Sözlerine şöyle devam etti, “Bu zulüm başladığından bu yana 21 yıl geçti. Buradaki asıl zor soru, bunun 21 yıldır nasıl devam ettiği ve hala nasıl devam edebildiği. Bu sadece ÇKP için utanç verici değil, gördüğüm kadarıyla tüm özgür dünya için de utanç verici. Falun Gong'a yapılan zulüm insanlık dışı. Bu barbarca. Ve bunun sona erdirilmesi için yasal bir süreç istemeli ve talep etmeliyiz."

IPAC'ın bir üyesi olarak milletvekili Alm, insanların temel haklarını, haysiyetini ve özgürlüğünü korumak için hala yapacak çok işleri olduğunu söyledi. O, "Özgür dünyanın Çin Komünist Partisi'nin kendi halkına yaptığı acımasızlığın yavaş yavaş farkına varmasından memnun olduğunu" söyledi. "Çin Komünist Partisi'nin özgür dünyanın ne istediğini bilmesi gerekiyor ve biz bu zulmün ve diğer tüm zulümlerin sona ermesini istiyoruz. Bunun hemen şimdi durması gerekiyor.

“Uluslararası toplum, Çin rejimini insan haklarını bastırdığı için kınarken, daha güçlü ve daha açık bir şekilde konuşmalı. Tüm insanların hakları için mücadele etmek bizim görevimiz."

Milletvekili, ÇKP'nin bir gün hukukun üstünlüğüne, ifade özgürlüğüne ve insanların kendi zihinlerine sahip olma özgürlüğüne saygı göstermeye başlayabilmesini umduğunu ifade etti.

Kapanışta, Bayan Alm, “Falun Gong dost canlısı ve barışçıl. Doğruluk, Merhamet ve Hoşgörü, belki de bu salgını atlatmak için dünyanın şu anda ihtiyacı olan şey." dedi.

Tayvan Büyükelçisi: Falun Gong, Tayvan'da Saygı Görüyor ve Korunuyor

Tayvan'ın Almanya Büyükelçisi Prof. Dr. Jhy-Wey Shieh, Falun Gong Çin'de zulüm görürken, “özellikle Falun Gong insanlarının inançlarını uyguladığı için [Çin'de] gerçekleşen riskin farkında olan insanlar tarafından kabul edildiğini, korunduğunu ve saygı duyulduğunu" söyledi.

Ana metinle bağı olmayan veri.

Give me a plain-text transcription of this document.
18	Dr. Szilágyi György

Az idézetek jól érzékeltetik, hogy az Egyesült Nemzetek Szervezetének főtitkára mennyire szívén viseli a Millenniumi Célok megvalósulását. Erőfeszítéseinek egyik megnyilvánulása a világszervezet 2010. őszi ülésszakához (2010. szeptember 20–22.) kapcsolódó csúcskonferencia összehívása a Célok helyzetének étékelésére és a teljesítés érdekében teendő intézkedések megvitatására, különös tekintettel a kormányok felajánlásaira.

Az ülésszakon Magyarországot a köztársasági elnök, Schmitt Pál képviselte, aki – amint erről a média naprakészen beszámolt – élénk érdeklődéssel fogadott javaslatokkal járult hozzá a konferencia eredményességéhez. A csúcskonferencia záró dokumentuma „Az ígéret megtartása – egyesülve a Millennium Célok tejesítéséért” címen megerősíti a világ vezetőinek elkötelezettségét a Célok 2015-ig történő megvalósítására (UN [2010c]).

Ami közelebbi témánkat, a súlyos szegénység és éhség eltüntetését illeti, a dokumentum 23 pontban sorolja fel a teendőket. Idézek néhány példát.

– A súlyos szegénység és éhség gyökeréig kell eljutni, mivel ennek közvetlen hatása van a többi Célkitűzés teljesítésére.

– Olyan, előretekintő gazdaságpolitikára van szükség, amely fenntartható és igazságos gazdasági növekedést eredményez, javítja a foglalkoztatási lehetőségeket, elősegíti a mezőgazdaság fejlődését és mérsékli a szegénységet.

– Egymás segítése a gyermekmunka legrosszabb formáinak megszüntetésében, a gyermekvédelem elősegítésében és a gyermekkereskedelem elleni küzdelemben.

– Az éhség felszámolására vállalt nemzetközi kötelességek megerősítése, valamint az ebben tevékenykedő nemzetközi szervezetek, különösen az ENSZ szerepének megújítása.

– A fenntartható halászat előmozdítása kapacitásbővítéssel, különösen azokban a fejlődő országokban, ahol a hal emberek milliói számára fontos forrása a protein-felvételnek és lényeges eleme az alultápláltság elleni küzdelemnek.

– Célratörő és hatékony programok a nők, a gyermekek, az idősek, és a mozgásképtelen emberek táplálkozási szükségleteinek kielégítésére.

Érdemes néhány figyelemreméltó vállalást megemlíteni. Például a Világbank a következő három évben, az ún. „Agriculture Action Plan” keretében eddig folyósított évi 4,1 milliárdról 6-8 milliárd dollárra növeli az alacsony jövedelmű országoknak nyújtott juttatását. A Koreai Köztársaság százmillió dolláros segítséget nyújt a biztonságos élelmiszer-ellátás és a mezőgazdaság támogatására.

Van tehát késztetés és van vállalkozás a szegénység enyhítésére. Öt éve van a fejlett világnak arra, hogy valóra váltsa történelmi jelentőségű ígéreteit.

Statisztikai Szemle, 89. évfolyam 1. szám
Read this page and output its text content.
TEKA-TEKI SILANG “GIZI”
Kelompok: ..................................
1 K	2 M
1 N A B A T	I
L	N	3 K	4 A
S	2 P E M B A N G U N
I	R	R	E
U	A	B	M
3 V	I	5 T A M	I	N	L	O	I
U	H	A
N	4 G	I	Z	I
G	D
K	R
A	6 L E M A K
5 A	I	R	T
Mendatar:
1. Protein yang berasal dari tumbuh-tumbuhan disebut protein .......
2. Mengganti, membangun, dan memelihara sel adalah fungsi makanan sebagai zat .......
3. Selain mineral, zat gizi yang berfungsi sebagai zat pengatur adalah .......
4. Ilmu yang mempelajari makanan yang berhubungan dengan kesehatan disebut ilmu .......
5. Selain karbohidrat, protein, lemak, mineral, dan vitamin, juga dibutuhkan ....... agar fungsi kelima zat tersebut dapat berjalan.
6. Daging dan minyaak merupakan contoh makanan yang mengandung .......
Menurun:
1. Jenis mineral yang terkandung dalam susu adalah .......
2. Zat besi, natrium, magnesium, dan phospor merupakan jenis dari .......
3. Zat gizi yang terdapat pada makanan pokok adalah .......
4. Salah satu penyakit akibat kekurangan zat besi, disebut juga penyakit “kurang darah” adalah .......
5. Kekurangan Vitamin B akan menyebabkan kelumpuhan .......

Tayvan hükümetinin dini özgürlüğü koruyup kolladığını ve karşılıklı hoşgörü ve kabullenme toplumu oluşturmak için çok çalıştığını da sözlerine ekledi. Falun Gong uygulayıcılarına grup egzersizleri ve toplanmaları için mekanlar sağladıklarını belirtti. İnsanlar genellikle müzelerin, parkların ve turistik yerlerin dışında üniversitelerde Falun Gong uygulayıcılarını görürler. Bu uygulayıcılar, uygulamayı insanlara tanıtır ve boğazın öte tarafındaki hemcinslerine yapılan zulmü açığa vururlar. Tayvan'da 600.000'den fazla Falun Gong uygulayıcısı olduğu tahmin ediliyor. Uygulayıcılar topluma da muazzam katkılarda bulunuyorlar.

Dr. Shieh, ÇKP'nin Falun Gong'a zulmetmesinin sebebinin diktatörlükleri olduğunu söyledi. "Başka bir grubun, yani dini bir grubun bu kadar çok takipçiye sahip olmasına izin veremezler. Korkuyorlar." O, Çin'de zulüm görenlerin sadece Falun Gong olmadığını, aynı zamanda Hıristiyanlar ve Budistler de dahil olmak üzere diğer birçok dini ve azınlığın olduğunu da belirtti.

Falun Gong’un ilkeleri olan Doğruluk, Merhamet, Hoşgörü'nün toplumun ihtiyacı olan ve kutladığı şeyler olduğunu da sözlerine ekledi.

Dr. Shieh ayrıca, özgürlüğün bir işareti olarak Tayvan'ın dini özgürlüğü ve ifade özgürlüğünü korumak için dünyanın dört bir yanındaki özgür ülkelerle çalışmaya istekli olduğunu söyledi. Onlar ayrıca otoriter devletler tarafından zulüm gören ve ÇKP'nin zorbalığı ve otokrasisiyle mücadele eden insanların da yanındalar. İnsanların inançlarını özgürce uygulayabilecekleri ve zulüm görmedikleri bir dünya yaratmaya kararlılar.